Each model is a separate task with proper dependencies.

Idempotency

Every task receives execution dates: - start_dttm: Interval start - end_dttm: Interval end

Use these in your models for idempotent processing.

Time Interval Variables

dmp-af automatically passes time interval variables to each dbt model via the --vars flag. These variables enable idempotent, incremental processing.

Available Variables

Each model receives these variables:

  • start_dttm: Start of the processing interval (ISO 8601 format)
  • end_dttm: End of the processing interval (ISO 8601 format)
  • overlap: Boolean flag (default: false)

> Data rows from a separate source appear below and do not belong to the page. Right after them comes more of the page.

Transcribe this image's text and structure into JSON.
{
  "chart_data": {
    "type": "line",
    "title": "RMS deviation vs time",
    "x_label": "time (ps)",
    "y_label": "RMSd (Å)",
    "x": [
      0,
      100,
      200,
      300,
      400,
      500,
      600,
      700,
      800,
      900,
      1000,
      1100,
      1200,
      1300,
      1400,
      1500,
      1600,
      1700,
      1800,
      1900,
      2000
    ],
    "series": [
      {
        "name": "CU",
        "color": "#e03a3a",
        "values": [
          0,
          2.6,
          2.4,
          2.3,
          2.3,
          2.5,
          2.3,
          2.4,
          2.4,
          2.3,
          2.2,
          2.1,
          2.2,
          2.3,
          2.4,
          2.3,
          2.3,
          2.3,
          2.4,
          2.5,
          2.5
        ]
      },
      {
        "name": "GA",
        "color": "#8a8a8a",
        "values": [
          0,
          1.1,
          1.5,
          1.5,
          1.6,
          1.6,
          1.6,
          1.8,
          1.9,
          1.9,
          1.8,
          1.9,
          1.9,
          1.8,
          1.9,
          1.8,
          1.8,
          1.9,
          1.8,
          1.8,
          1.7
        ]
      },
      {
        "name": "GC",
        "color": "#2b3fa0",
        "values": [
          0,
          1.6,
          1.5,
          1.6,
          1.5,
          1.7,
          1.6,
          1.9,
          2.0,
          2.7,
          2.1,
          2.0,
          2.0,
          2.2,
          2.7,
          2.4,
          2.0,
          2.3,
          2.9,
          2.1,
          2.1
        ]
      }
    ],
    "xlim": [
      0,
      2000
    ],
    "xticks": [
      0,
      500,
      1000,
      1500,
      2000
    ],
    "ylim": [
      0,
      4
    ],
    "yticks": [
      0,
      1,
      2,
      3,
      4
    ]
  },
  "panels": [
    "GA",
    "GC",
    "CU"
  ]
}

Access these in your dbt models using Jinja:

-- models/my_model.sql
SELECT *
FROM raw_events
WHERE event_time >= '{{ var("start_dttm") }}'
  AND event_time < '{{ var("end_dttm") }}'

How Intervals Are Determined

The time interval logic varies based on how the task is triggered:

1. Scheduled Runs (Most Common)

For normal scheduled DAG runs, the interval matches Airflow's data interval:

start_dttm = data_interval_start
end_dttm = data_interval_end

Example for a daily DAG: - data_interval_start: 2024-01-15T00:00:00 - data_interval_end: 2024-01-16T00:00:00 - → Model processes data for Jan 15

2. Manual Triggers

When manually triggering a DAG (without custom conf), Airflow sets data_interval_start == data_interval_end. In this case, dmp-af runs for a full day starting from midnight:

start_dttm = data_interval_start.date() at 00:00:00
end_dttm = start_dttm + 1 day

Example: - Manual trigger at 2024-01-15T14:30:00 - data_interval_start == data_interval_end: 2024-01-15T14:30:00 - → start_dttm: 2024-01-15T00:00:00 - → end_dttm: 2024-01-16T00:00:00 - → Model processes full day of Jan 15

3. User-Defined Parameters

You can override the automatic interval by passing start_dttm and end_dttm in the DAG run configuration:

{
  "start_dttm": "2024-01-01T00:00:00",
  "end_dttm": "2024-01-10T00:00:00"
}

This is useful for: - Backfilling specific date ranges - Processing custom time windows - Running the dbt_run_model DAG

When provided, these values are used directly (and renamed to dbt_start_dttm and dbt_end_dttm internally before being exposed as start_dttm and end_dttm to dbt models).

Additional Variables

Any extra parameters passed via DAG configuration are also forwarded to dbt models:

{
  "start_dttm": "2024-01-01T00:00:00",
  "end_dttm": "2024-01-10T00:00:00",
  "custom_param": "value",
  "region": "us-west"
}

Access these in dbt models:

WHERE region = '{{ var("region") }}'

Note on array/list values: Arrays are converted to PostgreSQL-compatible tuple format: - ["a", "b", "c"]("a","b","c") - []("") (empty string for compatibility with string fields)

Best Practices

  1. Always use intervals: Design models to process specific time ranges, not full table scans
  2. Use half-open intervals: Filter with >= start_dttm AND < end_dttm to avoid duplicate processing at boundaries
  3. Handle timezone-aware timestamps: Ensure your data and intervals use consistent timezones
  4. Test with different intervals: Verify your model works for daily, hourly, and custom ranges

Example Model

-- models/incremental_events.sql
{{
    config(
        materialized='incremental',
        unique_key='event_id'
    )
}}

SELECT
    event_id,
    user_id,
    event_time,
    event_type
FROM {{ source('raw', 'events') }}
WHERE event_time >= '{{ var("start_dttm") }}'
  AND event_time < '{{ var("end_dttm") }}'

{% if is_incremental() %}
  -- Optional: Add additional logic for incremental runs
  AND event_time > (SELECT MAX(event_time) FROM {{ this }})
{% endif %}

This pattern ensures each run processes exactly one time interval, making reruns safe and predictable.